Imaginaires

WORKSHOP
UNIVERSITÉ TOULOUSE JEAN JAURÈS
Autour du déni lié à l’effondrement qui vient
07-10 MARS 2017

Organisé dans le cadre du Master 1 Design Transdisciplinaire Cultures et Territoires DTCT (Université Toulouse Jean Jaurès).

Avec la participation des étudiants de première année du master DTCT (promotion 2016-2017) : Caroline Pinho, Mahelle Leguenne, Sarah Ho, Aurélien Raffanel, Antoine Bermond, Alexandre Gillotin, Lizette Ordonez Cordova, Léa Vuillaume.

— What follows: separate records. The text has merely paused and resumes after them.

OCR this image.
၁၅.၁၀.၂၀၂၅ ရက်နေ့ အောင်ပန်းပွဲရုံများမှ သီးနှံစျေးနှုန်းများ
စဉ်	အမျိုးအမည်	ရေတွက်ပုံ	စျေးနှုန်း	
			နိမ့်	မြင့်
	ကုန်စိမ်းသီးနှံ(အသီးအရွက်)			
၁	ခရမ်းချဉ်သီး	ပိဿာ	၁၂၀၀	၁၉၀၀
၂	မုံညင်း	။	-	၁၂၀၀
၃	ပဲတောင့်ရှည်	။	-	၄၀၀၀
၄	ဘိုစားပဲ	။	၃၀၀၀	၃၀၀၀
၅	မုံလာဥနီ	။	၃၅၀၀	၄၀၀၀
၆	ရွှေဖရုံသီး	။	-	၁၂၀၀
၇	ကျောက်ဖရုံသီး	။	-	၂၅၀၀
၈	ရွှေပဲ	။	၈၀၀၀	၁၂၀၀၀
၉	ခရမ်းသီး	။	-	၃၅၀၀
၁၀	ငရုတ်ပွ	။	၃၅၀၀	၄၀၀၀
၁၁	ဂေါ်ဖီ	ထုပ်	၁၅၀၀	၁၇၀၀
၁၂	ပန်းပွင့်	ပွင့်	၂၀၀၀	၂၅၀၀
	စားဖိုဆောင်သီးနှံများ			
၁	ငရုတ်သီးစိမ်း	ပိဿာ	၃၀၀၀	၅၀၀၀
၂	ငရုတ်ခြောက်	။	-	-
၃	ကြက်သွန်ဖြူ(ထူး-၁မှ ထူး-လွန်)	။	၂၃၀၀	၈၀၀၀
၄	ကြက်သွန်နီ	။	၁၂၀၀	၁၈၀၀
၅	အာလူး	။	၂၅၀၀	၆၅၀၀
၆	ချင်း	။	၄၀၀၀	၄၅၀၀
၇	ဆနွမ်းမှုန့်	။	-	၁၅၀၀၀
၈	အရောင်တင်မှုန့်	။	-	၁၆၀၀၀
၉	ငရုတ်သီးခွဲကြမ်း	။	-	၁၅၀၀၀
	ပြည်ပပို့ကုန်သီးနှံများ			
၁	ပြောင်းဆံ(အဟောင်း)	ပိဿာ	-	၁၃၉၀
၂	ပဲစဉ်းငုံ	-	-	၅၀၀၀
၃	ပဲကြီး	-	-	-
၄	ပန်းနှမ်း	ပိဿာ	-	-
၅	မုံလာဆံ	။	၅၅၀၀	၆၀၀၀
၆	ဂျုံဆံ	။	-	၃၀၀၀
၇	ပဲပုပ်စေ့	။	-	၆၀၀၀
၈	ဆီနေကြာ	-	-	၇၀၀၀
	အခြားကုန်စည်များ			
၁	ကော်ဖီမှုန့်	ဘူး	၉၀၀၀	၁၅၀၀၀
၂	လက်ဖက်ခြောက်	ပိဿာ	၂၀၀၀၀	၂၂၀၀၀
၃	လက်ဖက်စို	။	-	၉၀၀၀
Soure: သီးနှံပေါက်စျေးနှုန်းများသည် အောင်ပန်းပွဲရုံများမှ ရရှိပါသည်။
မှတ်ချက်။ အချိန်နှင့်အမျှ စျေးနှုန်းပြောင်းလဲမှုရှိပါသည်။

Workshop organisé par Fabienne Denoual et Thomas Guillaumot (designer qui œuvre dans les champs de la communication, de l’identité et de l’image de marque, à partir d’une approche fondée sur les fonctions et les fictions). À partir de différentes méthodologies d’idéation et de réflexion collective autour de l’effondrement, le déni a rapidement été identifié comme l’un des problèmes majeurs. Répartis en plusieurs groupes, les étudiants ont développé différents axes de réponse qu’ils ont prototypé et testé, se confrontant ainsi rapidement à des réactions, les obligeant à adapter leurs hypothèses et surtout à éprouver les limites d’une campagne de communication.

Puis au fil de la semaine, quelque chose nous est apparu : travailler à partir de la structure du conte, fédérer le groupe. Chaque groupe a réussi à proposer une histoire à partir de moyens différents, et à remplir son contrat. Comme le souligne Thomas Guillaumot : « C’est la proto-histoire, faire en sorte que le savoir se mette en histoire, devienne empathique, se donne à voir, évacuant la réaction psychologique de rejet, car s’ouvrant sur un espace fictif qui laisse de la place à l’autre, à son imaginaire ». Ainsi, au fil de la semaine, la structure du conte s’est révélée être la forme la plus juste, investissant à la fois l’émotion et l’imaginaire. Car là se trouve bien l’un des enjeux majeurs : comment produire des espaces que l’on puisse investir ? Comme le souligne Thomas Guillaumot : « On peut raconter des histoires à travers des mots, des images, des paroles. Grâce à elles, on peut provoquer chez l’autre du désir, de l’envie, le renvoyer à ses craintes primales et à la fin, pouvoir lui apporter des éléments de compréhension du monde ». Lorsqu’un monde s’écroule, c’est le sens du monde qui s’évanouit avec lui. Les réactions psychiques de déni sont à ce titre respectable. Et en ce sens, la frontalité n’est pas une stratégie qui opère. C’est cette observation qui nous a conduit à nous repositionner en tant que faiseur de signes et de paroles, dans cette perspective, la structure du conte s’est révélée très intéressante.